Research, Concentration & Tangents

I was exploring the origins of various languages and consequently peoples and culture. For instance, I was looking at German origins. Interestingly, modern German comprises 3 different forms, it went through many dynamic changes with some as recent as 1998 and 2006. Moved onto English, then Celtic / Gaelic. Again, origins were various languages that formed the whole. And, unsurprisingly, I got to the origins of Chinese. According to one article, the original Chinese were nomadic, immigrating from elsewhere, not indigenous to what is now China. But I was interrupted.

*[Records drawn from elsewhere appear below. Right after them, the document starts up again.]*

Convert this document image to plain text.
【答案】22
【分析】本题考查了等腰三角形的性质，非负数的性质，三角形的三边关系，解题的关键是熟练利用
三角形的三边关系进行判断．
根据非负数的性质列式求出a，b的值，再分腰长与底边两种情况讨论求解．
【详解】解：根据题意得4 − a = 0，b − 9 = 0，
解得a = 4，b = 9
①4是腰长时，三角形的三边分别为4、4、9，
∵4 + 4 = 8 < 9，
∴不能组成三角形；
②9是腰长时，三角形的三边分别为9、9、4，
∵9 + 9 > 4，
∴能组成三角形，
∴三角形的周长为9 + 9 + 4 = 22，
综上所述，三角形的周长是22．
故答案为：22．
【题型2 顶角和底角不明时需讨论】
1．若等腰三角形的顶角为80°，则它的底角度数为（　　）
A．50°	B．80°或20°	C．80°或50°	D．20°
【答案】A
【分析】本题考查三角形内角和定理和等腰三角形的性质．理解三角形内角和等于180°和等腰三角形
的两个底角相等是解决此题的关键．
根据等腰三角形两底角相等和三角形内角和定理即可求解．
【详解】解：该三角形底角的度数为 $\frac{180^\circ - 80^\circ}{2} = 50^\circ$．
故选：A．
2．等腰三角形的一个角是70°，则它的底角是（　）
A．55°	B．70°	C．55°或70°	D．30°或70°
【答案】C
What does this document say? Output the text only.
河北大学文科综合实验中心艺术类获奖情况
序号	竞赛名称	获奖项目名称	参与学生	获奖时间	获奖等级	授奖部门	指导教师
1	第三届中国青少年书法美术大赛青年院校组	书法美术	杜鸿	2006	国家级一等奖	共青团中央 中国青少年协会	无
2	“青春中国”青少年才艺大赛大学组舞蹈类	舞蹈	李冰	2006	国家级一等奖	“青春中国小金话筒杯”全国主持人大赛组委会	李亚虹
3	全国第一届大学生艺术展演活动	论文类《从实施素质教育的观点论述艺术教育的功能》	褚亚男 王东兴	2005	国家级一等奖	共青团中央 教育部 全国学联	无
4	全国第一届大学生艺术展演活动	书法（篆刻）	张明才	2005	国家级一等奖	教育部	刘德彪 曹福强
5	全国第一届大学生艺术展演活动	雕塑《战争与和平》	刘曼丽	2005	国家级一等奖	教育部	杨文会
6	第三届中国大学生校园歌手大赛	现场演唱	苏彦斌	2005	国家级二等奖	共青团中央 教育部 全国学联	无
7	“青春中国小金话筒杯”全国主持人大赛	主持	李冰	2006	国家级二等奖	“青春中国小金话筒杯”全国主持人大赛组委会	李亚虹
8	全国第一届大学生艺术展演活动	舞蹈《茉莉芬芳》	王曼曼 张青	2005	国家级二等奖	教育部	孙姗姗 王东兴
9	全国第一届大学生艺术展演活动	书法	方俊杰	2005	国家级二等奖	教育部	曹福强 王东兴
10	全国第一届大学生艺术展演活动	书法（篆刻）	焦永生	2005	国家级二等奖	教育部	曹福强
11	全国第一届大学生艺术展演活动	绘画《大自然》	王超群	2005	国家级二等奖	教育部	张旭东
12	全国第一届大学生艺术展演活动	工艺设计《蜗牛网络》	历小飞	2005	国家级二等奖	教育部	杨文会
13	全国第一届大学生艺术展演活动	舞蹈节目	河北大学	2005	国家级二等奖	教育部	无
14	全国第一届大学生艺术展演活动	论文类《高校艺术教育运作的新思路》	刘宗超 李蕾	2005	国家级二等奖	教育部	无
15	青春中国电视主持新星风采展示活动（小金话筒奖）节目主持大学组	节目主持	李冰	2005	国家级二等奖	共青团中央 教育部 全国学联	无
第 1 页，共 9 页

A colleague came into the room and was discussing pricing with the manager. Normally, disruptions are pushed aside. However, said colleague has a loud monotone whenever they use English and was mainly using nouns with sprinklings of articles and conjunctions, etc. Understandable though. However, it’s a discussion to which I paid some attention. Private comments running through my mind at the time: “It’s taken this colleague and their team this long to reach this conclusion? That pricing, actual work and product presentation are all related and that some accompanying documents should be more graphics than text?”

My experience aside, when you see instructions, do you expect at least an equal amount of graphics and text? Ideally, graphics should dominate. (Btw, I advocated more graphics than text at a former company; they kind of listened.)

Returning to my research was easy once my colleague left. The interruption was unwelcome, but provided a break and some interesting information.

Paleoanthropologists, by-the-bye, are still debating the origins of the Chinese people – migratory or indigenous? Certainly, the people and the language have been around for a long time. Archaeological discoveries have found evidence of rice paddy fields dating back to around 4600 BC (Tangjiagang culture) and archaeological cultures represented in one part by Hemudu (around 5500 BC, Neolithic period). Discoveries of earlier cultures have led back to 7000 BC (e.g., Pengtoushan). (Oh, quick note: the Chinese calendar records that 2015 is approximately the 78th / 79th of a 60-year cycle. The Chinese calendar was said to have been invented in 2637 BC.)

And there goes my day – working in multiple languages. While mostly an uneventful day, I very much appreciated the silence, the peace, the relaxed atmosphere.